Wir hätten uns - davon gehe ich aus - alle miteinander auch eine andere Form der Zusammenarbeit und des Zusammenhalts über Ländergrenzen hinweg vorstellen können. Doch verdeutlicht diese breite europäische Unterstützungsbereitschaft, wie wertvoll europäische Zusammenarbeit und gegenseitige Unterstützung sind.

(Beifall bei der SPD und bei den GRÜ- NEN)

Um das ganz deutlich zu sagen: Es wird immer wieder Herausforderungen geben, denen wir uns stellen müssen. Die Antwort auf diese Herausforderungen kann nur mit einem Mehr an Gemeinsamkeit und Solidarität und eben nicht mit einem Mehr an Abgrenzung erreicht werden. Wer in solchen Situationen von Dexit oder Ähnlichem fabuliert, dem muss geantwortet werden: Ein Dexit ist ausschließlich für Dumme, und das belegt auch diese Lage.

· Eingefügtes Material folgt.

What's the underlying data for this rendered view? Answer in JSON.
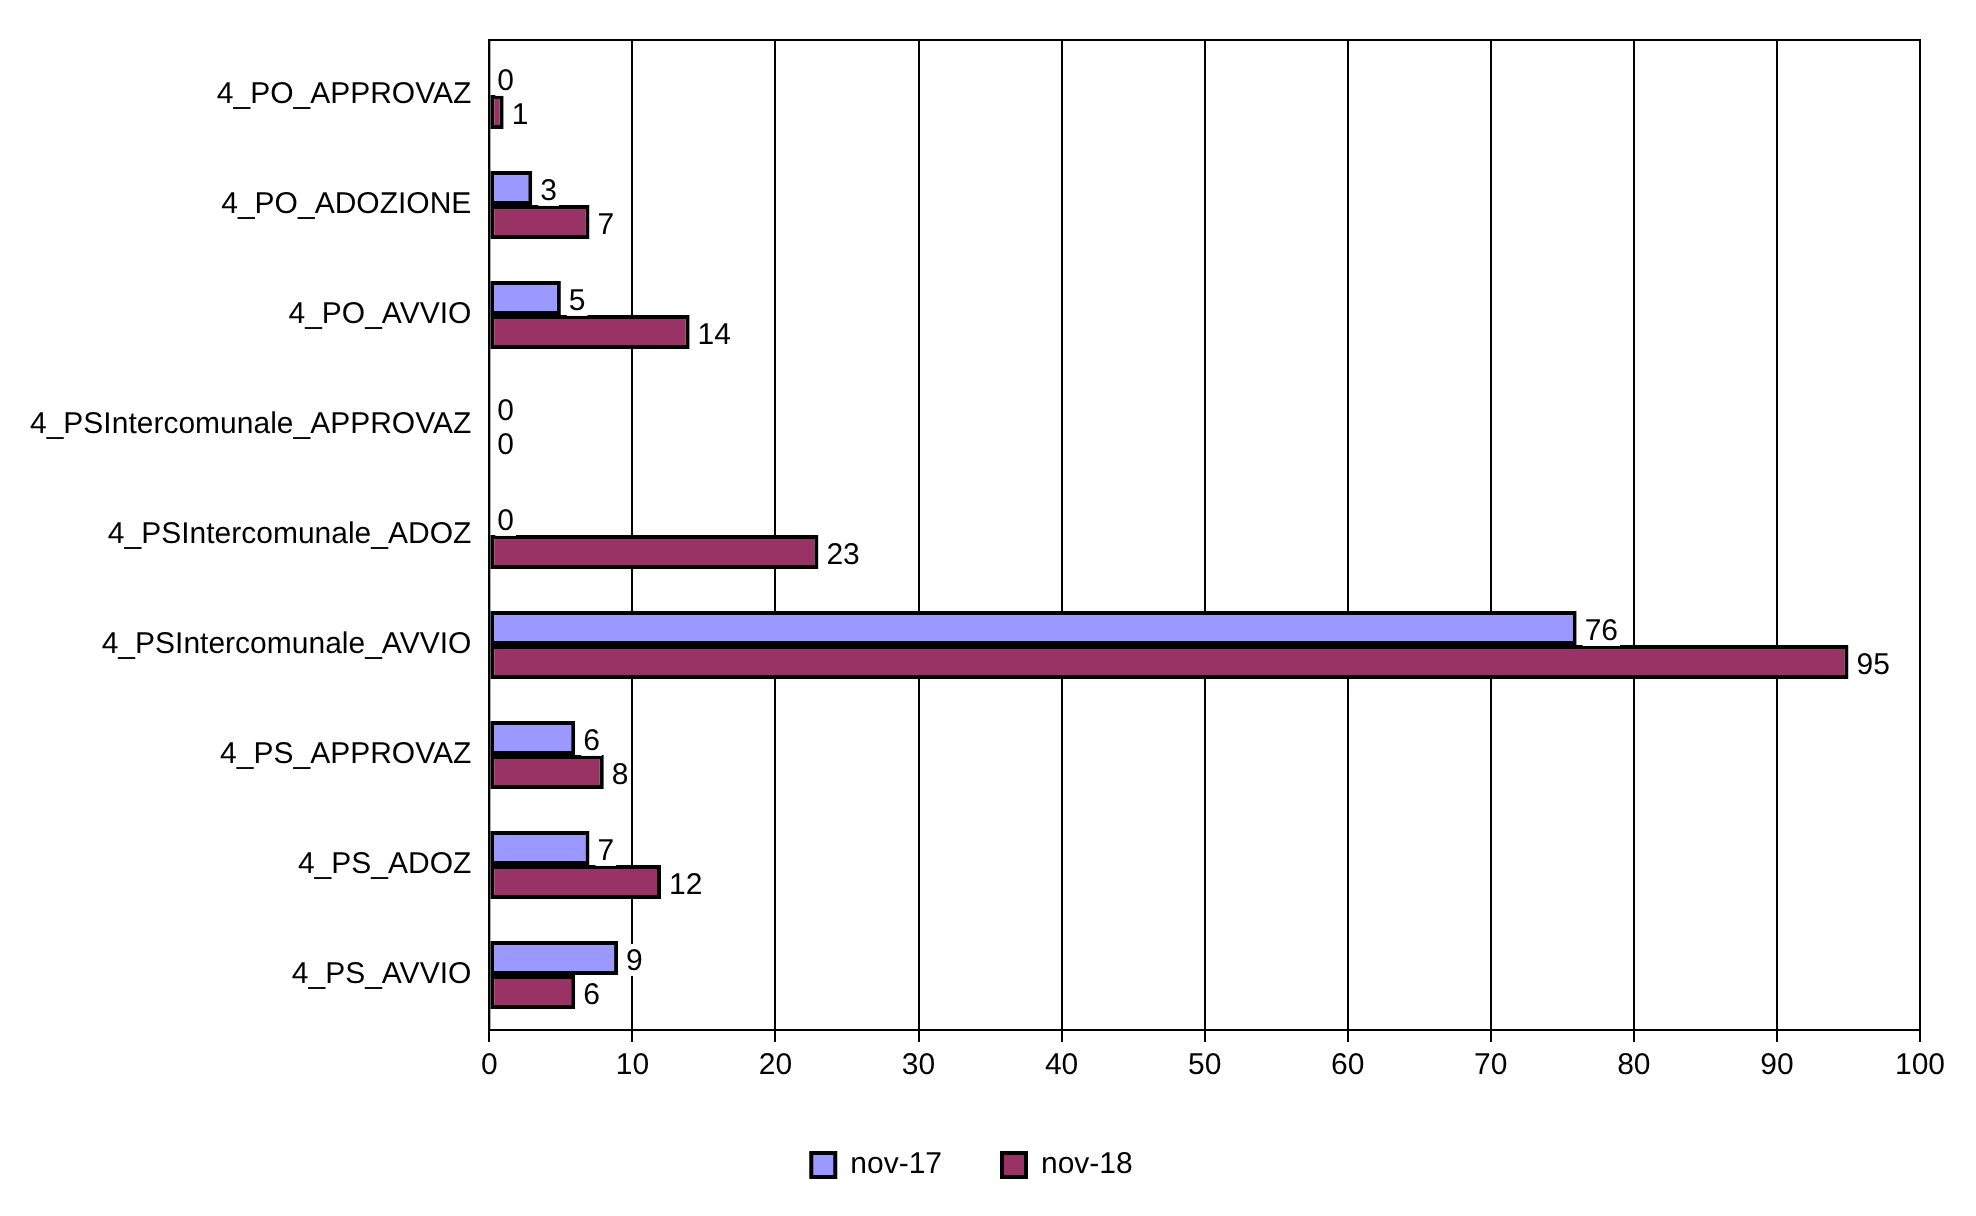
{
  "chart_data": {
    "type": "bar",
    "orientation": "horizontal",
    "categories": [
      "4_PO_APPROVAZ",
      "4_PO_ADOZIONE",
      "4_PO_AVVIO",
      "4_PSIntercomunale_APPROVAZ",
      "4_PSIntercomunale_ADOZ",
      "4_PSIntercomunale_AVVIO",
      "4_PS_APPROVAZ",
      "4_PS_ADOZ",
      "4_PS_AVVIO"
    ],
    "series": [
      {
        "name": "nov-17",
        "color": "#9999ff",
        "values": [
          0,
          3,
          5,
          0,
          0,
          76,
          6,
          7,
          9
        ]
      },
      {
        "name": "nov-18",
        "color": "#993366",
        "values": [
          1,
          7,
          14,
          0,
          23,
          95,
          8,
          12,
          6
        ]
      }
    ],
    "xlim": [
      0,
      100
    ],
    "xticks": [
      0,
      10,
      20,
      30,
      40,
      50,
      60,
      70,
      80,
      90,
      100
    ],
    "grid": "x",
    "legend": "bottom",
    "data_labels": true
  }
}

(Beifall bei der SPD und bei den GRÜ- NEN)

Wir erleben immer mehr die Auswirkungen globaler Entwicklungen und Ereignisse direkt hier bei uns in Niedersachsen. Diesen potenziellen Herausforderungen gilt es stark, gilt es gemeinsam entgegenzutreten. Auch daraus leiten wir übrigens ein klares Signal mit Blick auf Europa und die Europawahl ab: Mehr Europa ist gut. Wir konnten das gerade unmittelbar spüren.

Meine Damen und Herren, ich habe den Klimawandel angesprochen und die Herausforderungen, denen wir uns stellen müssen. Ich habe nach den ersten Tagen in diesem Jahr mit Erschrecken zur Kenntnis genommen, dass es augenscheinlich auch hier unter uns immer noch Einzelne gibt, die mit den Herausforderungen des Klimawandels intellektuell überfordert zu sein scheinen.

Man war sich nicht zu blöde, wildeste Verschwörungstheorien auch noch nach vorne zu stellen. Anders kann ich mir die Kleine Anfrage der AfD-Fraktion nicht erklären, in der sie unter anderem fragt, ob „die Landesregierung von den Betreibern der Harzer Talsperren gefordert“ hat, „im Jahr 2023 insbesondere im letzten Quartal möglichst viel Wasser einzustauen“. Das ist der Versuch, eine Erzählung aufzubauen und der Landesregierung eine direkte kausale Verantwortung für die Hochwasserlage zum Jahreswechsel zuzuschreiben. Ich finde das schäbig.

(Beifall bei der SPD und bei den GRÜ- NEN)

Meine Damen und Herren, das ist das perfide Erzählen von Geschichten, von Unsinn unter dem eigenen Aluhut. Das dürfen wir als solches niemals stehen lassen.